Opinie: Spannend
Door Prof. dr. F.B.M. Kunneman
Commissarissen vergroten in spannende tijden vaak aard en frequentie van hun toezicht op het bestuur. Daar is op zichzelf niets mis mee. De druk op de relatie tussen bestuur en RvC kan echter zo hoog oplopen, dat deze het kookpunt bereikt. Wat nu als een van beide groepen meent dat de ander niet meer te handhaven is?
Een paar opmerkingen vooraf. Besturen staan in de huidige tijd onder extra grote druk. Zij (en de organisatie) zijn dan meer gebaat bij ondersteuning door de RvC dan bij bemoeizuchtig meebesturen. Kritisch ondersteunen is effectiever dan een ruk aan het stuur geven. Bij te hoog oplopende spanningen tussen het bestuur en de RvC zie je soms dat de RvC het bestuur dwars gaat zitten. Passieve controle-agressie noem ik dat. Je herkent dat bijvoorbeeld in overmatig vergaderen en in het systematisch blokkeren of vertragen van bestuursbesluiten. Andere vormen herken je (als het geen Covid-19-crisis is) als de RvC dreigt geen bonus of tantième te geven of door andere ‘creatieve’ vormen van passieve controle-agressie. Wegpesten van het bestuur is echter nooit met het belang van de onderneming te verenigen.

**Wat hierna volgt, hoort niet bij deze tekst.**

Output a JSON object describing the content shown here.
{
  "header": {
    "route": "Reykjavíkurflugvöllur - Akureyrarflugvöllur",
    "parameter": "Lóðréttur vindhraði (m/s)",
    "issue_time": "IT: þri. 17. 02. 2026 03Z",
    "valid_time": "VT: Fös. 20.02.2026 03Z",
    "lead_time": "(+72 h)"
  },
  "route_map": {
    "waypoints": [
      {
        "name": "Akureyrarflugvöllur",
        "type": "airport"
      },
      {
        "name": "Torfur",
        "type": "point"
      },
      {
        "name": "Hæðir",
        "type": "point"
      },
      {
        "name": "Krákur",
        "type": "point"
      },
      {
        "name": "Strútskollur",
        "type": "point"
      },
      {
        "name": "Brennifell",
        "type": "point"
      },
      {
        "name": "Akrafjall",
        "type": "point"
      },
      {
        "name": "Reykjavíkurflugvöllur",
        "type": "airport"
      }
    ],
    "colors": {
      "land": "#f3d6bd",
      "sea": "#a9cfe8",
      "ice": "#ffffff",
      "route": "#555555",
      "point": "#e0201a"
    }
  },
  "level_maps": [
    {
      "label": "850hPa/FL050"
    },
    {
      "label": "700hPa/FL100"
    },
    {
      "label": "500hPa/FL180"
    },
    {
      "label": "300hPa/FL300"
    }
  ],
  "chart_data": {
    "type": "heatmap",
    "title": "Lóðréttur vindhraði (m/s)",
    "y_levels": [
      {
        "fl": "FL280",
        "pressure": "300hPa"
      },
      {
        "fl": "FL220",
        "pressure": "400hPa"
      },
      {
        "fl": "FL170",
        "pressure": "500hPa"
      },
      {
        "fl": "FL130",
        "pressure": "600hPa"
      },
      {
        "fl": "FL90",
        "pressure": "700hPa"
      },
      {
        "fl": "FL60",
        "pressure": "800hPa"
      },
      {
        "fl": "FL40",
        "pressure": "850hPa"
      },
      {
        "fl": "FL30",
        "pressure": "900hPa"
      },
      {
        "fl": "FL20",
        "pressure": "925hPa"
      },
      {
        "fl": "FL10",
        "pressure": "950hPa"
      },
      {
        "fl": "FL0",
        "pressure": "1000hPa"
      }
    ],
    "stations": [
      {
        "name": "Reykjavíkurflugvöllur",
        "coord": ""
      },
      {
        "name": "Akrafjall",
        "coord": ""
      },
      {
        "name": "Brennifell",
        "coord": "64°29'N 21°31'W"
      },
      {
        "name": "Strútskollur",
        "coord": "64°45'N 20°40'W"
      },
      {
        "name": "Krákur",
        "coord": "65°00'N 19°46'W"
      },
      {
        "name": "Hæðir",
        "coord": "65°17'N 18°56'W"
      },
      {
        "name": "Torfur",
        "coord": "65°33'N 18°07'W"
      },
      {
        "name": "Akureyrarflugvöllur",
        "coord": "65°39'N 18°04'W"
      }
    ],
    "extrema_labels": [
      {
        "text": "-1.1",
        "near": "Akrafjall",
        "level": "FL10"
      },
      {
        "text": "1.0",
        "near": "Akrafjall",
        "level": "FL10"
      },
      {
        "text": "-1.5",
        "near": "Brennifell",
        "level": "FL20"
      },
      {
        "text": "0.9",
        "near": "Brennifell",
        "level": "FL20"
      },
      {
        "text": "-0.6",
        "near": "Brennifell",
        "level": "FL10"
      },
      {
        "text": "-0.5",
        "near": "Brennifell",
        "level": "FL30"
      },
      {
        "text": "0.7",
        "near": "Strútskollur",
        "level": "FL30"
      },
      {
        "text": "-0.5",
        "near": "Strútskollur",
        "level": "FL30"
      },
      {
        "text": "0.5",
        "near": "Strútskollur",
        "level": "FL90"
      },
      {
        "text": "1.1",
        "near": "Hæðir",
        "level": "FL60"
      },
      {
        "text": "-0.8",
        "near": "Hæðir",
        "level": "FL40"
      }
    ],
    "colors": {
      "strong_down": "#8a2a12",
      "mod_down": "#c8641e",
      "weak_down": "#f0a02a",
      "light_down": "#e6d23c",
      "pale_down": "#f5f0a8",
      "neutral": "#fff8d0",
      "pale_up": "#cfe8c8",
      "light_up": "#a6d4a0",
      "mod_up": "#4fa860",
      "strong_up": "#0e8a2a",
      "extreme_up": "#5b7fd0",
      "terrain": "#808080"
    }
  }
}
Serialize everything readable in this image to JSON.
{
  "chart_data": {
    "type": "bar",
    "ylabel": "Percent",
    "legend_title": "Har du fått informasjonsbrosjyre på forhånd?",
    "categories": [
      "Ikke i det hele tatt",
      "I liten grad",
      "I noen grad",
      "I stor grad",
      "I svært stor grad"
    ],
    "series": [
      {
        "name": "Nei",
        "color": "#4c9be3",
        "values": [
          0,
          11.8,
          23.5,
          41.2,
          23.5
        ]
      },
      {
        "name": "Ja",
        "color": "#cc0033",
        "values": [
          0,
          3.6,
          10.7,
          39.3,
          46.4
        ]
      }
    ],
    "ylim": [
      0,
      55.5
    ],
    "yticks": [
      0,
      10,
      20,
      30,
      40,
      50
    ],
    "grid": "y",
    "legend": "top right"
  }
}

Als het bestuur vindt dat de RvC volledig disfunctioneert is de situatie nog neteliger. Het enige orgaan dat daar iets aan kan doen is bij een nv de aandeelhouder. Bij een stichting is het helemaal hopeloos. Daar hebben de leden van de raad van toezicht meestal zelf de bevoegdheid tot hun eigen ontslag. Daar schiet je als bestuurder dus niet veel mee op. Maar wie moet er dan weg, de RvC of het bestuur? Wij waren thuis met zes jongens. Er was regelmatig een behoorlijk gevecht. Mijn moeder oordeelde altijd simpel: waar twee vechten hebben twee schuld.
In dit geval is dat maar tot op zekere hoogte het geval. Beide organen hebben inderdaad gefaald bij een geëscaleerd conflict. Immers, de basis-governance was kennelijk niet goed geregeld. Er behoort in elke organisatie een uitgekiend systeem van afspraken te zijn over te verwachten prestaties en daarbij behorende periodieke beoordelingen en vergoedingen. Dat geldt niet alleen voor de bestuurders, maar ook voor de commissarissen. Zolang die afspraken duidelijk zijn en worden nagekomen, hoeft interne wrijving geen reden te zijn om leden van het bestuur of de RvC te willen wegwerken. Bij die afspraken horen ook goede regelingen voor het de-escaleren van conflicten. Daar behoor je als bestuurder of commissaris de aandeelhouder niet lastig mee te vallen.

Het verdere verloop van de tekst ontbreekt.